Public Appearances and Audience Controls

Learn how Series 87 tests research presentations to clients, sales, trading, issuers, media, and internal teams, including public-appearance disclosure duties.

Once research leaves the page and turns into a meeting, call, video, podcast, or media comment, Series 87 expects the same integrity principles to survive. The exam does not treat public appearances as a relaxed environment where disclosures can be omitted or where an analyst can speak more aggressively than the written report allows. Public discussion still belongs inside the research-control framework.

This matters because the audience changes the risk. Retail clients, institutional clients, the sales force, trading desks, company management, the press, and other research teams each create different opportunities for misunderstanding, selective emphasis, or inappropriate pressure. The candidate is expected to notice who is receiving the information and what controls should follow that audience.

Audience map

AudienceMain Series 87 concernSafer exam instinct
retail clientsfair and balanced communicationkeep language clear, avoid exaggeration, include required disclosures
institutional clientssophistication does not remove controlsstill apply disclosures and firm-approved presentation rules
sales forceinternal distribution pressurekeep messaging aligned with the approved research view
trading desktrading-ahead and misuse riskpreserve timing and information barriers
issuer managementindependence pressuredo not let the issuer reshape the conclusion improperly
press and mediabroad dissemination riskuse approved talking points and disclosure discipline

Public appearances are still regulated communication

The outline specifically says that other material conflicts of interest may need to be disclosed not only in reports but also in public appearances. That makes public appearances a recurring exam trap. A candidate may see a stem where the written report is compliant, but the analyst is about to discuss the same issuer on television, in a conference call, or on a podcast. The correct answer usually preserves disclosure and supervisory discipline in the live setting as well.

Series 87 also expects the candidate to recognize that enthusiasm is not a substitute for control. A live audience may invite shorthand statements, stronger adjectives, or a narrower focus on positive catalysts. The better answer is usually the one that keeps the discussion aligned with the supported research view, includes the required disclosures, and avoids ad hoc statements that would not survive a compliance review.

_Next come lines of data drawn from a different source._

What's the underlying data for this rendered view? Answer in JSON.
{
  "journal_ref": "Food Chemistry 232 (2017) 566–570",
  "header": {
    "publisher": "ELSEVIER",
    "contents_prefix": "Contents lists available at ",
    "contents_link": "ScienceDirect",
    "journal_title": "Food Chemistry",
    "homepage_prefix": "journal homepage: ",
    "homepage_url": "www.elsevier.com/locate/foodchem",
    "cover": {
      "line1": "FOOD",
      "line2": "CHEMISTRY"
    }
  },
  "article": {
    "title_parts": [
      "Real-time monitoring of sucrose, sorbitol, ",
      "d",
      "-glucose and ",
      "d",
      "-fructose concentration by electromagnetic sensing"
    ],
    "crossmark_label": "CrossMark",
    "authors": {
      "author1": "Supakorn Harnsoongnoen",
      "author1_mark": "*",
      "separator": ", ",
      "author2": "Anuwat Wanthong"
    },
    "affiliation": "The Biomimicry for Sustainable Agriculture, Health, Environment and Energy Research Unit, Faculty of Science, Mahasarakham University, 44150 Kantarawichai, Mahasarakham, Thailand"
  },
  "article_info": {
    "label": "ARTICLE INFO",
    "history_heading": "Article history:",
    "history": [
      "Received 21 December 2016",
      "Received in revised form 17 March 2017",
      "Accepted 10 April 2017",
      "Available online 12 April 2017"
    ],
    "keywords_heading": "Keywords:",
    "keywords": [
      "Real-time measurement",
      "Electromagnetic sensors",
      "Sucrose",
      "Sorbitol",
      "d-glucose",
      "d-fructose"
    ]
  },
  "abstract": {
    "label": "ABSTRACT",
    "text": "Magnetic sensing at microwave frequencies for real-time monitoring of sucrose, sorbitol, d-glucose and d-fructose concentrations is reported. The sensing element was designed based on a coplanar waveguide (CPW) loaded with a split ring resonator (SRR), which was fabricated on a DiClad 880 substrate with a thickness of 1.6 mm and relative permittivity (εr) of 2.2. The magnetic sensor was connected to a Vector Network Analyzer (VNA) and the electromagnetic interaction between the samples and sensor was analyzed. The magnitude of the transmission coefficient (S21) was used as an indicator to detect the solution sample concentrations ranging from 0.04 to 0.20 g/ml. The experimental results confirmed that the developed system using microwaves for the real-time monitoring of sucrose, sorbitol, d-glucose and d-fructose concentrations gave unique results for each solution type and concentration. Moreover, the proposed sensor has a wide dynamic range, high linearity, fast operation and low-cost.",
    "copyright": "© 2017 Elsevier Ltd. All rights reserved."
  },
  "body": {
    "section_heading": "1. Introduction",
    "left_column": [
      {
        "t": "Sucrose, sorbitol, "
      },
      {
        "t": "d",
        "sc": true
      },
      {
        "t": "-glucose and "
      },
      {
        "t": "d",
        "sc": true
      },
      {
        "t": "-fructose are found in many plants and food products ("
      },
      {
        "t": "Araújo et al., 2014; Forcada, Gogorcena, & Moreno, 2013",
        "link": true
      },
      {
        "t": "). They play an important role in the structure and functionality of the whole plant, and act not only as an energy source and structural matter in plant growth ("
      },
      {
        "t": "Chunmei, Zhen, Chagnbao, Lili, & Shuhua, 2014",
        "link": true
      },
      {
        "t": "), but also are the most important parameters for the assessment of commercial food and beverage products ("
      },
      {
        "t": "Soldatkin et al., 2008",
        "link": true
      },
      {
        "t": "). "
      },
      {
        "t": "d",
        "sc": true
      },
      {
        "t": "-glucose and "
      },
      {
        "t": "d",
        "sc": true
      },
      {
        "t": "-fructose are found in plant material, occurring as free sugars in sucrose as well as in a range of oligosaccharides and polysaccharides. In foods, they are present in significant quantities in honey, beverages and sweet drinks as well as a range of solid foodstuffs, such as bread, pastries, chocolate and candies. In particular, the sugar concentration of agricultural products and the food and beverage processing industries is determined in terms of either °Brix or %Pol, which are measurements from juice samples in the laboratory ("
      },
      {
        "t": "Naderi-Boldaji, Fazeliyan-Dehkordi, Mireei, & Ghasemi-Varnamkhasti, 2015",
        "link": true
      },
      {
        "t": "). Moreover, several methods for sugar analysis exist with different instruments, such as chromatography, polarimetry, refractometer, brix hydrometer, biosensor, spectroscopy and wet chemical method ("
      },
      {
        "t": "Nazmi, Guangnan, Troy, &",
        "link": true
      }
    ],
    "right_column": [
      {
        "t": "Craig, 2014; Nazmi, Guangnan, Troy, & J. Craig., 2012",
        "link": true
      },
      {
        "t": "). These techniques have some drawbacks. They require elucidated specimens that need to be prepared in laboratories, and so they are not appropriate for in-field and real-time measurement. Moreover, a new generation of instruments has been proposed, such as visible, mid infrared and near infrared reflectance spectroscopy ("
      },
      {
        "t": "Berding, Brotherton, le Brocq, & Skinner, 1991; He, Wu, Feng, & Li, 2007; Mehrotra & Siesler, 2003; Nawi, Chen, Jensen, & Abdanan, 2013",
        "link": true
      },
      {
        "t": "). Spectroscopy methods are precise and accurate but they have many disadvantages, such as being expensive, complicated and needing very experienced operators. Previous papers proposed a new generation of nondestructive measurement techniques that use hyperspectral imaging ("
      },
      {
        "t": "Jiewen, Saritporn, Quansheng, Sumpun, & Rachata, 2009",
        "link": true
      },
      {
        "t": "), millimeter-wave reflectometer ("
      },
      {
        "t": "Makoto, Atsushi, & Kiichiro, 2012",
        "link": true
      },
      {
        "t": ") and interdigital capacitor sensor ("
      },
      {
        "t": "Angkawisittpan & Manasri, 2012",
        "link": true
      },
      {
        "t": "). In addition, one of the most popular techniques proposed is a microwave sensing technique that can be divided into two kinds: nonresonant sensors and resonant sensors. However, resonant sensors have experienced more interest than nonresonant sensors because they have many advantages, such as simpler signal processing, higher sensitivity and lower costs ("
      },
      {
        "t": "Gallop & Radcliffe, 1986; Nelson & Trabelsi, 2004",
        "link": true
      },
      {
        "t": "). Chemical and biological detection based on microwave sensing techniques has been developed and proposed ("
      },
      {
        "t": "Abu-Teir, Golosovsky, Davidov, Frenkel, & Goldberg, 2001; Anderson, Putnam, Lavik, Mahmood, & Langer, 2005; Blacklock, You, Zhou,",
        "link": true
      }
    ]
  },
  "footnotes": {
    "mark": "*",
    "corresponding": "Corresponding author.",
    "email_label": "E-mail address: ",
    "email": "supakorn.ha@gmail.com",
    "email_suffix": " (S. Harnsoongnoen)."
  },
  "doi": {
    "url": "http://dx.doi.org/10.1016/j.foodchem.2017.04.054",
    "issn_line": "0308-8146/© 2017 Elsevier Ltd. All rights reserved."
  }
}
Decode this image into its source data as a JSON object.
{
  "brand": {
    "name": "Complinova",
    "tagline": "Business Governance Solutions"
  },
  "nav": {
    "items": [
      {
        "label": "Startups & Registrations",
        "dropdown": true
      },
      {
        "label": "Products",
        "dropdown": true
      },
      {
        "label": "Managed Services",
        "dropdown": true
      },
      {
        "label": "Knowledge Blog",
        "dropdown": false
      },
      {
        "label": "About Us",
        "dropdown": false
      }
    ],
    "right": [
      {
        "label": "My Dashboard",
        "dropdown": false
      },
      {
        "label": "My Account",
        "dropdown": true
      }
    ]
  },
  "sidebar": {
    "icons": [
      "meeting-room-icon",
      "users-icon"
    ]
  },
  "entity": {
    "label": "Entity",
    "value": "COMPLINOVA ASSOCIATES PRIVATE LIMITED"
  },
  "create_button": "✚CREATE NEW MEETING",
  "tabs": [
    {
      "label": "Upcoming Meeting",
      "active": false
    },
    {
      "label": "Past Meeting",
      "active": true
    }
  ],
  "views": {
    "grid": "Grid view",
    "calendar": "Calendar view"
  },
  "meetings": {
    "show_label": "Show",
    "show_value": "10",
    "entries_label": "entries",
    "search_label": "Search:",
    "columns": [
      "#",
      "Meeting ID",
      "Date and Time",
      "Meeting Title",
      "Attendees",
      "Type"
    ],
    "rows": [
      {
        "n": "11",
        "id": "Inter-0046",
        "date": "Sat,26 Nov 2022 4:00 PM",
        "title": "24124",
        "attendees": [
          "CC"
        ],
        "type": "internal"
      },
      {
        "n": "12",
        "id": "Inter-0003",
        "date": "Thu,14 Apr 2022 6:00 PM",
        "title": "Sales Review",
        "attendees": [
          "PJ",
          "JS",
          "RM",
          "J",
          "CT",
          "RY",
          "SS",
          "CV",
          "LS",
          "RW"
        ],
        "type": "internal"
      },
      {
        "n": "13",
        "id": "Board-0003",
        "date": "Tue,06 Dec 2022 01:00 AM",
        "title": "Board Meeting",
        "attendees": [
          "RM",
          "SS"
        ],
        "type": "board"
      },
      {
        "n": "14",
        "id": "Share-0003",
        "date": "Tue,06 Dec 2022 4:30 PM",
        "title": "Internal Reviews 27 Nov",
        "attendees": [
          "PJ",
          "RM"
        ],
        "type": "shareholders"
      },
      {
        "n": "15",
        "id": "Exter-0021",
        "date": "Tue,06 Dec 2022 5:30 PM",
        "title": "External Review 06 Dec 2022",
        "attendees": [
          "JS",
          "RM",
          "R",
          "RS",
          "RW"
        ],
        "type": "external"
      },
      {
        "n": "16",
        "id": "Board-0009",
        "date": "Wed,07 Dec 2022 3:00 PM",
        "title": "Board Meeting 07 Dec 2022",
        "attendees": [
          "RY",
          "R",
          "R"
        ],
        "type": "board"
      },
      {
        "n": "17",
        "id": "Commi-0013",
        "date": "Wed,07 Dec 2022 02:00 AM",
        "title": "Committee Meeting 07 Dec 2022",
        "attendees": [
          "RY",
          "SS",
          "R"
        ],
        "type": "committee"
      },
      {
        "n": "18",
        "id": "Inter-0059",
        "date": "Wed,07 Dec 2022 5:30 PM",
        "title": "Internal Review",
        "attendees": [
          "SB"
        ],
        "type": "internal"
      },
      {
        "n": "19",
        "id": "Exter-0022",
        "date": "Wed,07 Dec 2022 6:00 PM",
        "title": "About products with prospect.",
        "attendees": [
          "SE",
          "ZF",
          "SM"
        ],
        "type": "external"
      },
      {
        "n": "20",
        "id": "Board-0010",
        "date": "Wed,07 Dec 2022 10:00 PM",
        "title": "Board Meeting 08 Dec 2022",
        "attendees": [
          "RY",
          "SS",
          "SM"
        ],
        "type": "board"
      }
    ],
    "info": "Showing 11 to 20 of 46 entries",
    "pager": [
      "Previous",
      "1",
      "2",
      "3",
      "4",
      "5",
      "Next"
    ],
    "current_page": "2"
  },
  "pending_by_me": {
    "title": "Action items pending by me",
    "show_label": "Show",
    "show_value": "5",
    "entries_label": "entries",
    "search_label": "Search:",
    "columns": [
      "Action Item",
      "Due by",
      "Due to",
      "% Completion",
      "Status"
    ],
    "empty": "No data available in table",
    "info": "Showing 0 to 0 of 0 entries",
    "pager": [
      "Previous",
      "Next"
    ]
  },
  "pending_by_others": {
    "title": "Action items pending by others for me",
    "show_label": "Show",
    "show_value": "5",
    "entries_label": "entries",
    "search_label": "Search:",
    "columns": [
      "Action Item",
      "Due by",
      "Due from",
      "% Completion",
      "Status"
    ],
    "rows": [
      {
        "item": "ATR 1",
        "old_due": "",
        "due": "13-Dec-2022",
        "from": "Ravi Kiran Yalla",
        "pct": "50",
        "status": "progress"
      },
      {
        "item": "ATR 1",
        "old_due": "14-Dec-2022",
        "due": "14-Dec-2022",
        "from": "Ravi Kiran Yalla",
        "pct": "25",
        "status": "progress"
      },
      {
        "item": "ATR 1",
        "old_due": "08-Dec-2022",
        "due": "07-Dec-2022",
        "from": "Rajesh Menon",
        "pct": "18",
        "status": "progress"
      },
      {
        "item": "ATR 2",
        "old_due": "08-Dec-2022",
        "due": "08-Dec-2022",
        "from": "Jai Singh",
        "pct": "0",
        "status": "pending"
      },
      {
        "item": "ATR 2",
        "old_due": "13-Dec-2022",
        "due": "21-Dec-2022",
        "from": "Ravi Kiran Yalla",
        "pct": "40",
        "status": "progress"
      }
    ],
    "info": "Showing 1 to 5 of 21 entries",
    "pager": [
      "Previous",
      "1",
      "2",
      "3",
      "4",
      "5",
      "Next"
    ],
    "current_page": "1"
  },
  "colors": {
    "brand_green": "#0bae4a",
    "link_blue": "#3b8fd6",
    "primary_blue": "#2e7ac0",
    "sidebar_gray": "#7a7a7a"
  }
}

Why audience controls matter

The exam frequently rewards the answer that prevents inconsistent communication. If a report says one thing and the analyst says something materially different to the sales force, a favored client, or the media, the problem is not just tone. The problem is that the firm now has multiple versions of its research position circulating in the market.

That is why audience controls are not just etiquette. They are part of supervision, recordkeeping, and market integrity. The candidate should think in terms of controlled distribution, consistent messaging, and escalation when an audience or setting creates pressure to go beyond the approved view.

Key Takeaways

  • Public appearances are still research-related communications and still require disclosure discipline.
  • Audience sophistication does not cancel the firm’s approval, supervision, or conflict rules.
  • The best exam answer usually keeps spoken communication consistent with the approved written research view.

Sample Exam Question

After a compliant report is issued, the analyst is invited onto a financial news program and plans to add stronger bullish language that does not appear in the published note. No additional disclosures are planned because the report is already public. What is the best Series 87 response?

A. The appearance is acceptable because the report has already been distributed
B. The analyst may speak more freely on live media than in a written report
C. The appearance should remain within the approved research framework and include the required public-appearance disclosures
D. The appearance is acceptable if only institutional viewers are expected to watch it

Answer: C. Series 87 expects public appearances to stay inside the same disclosure and supervisory framework that governs written research.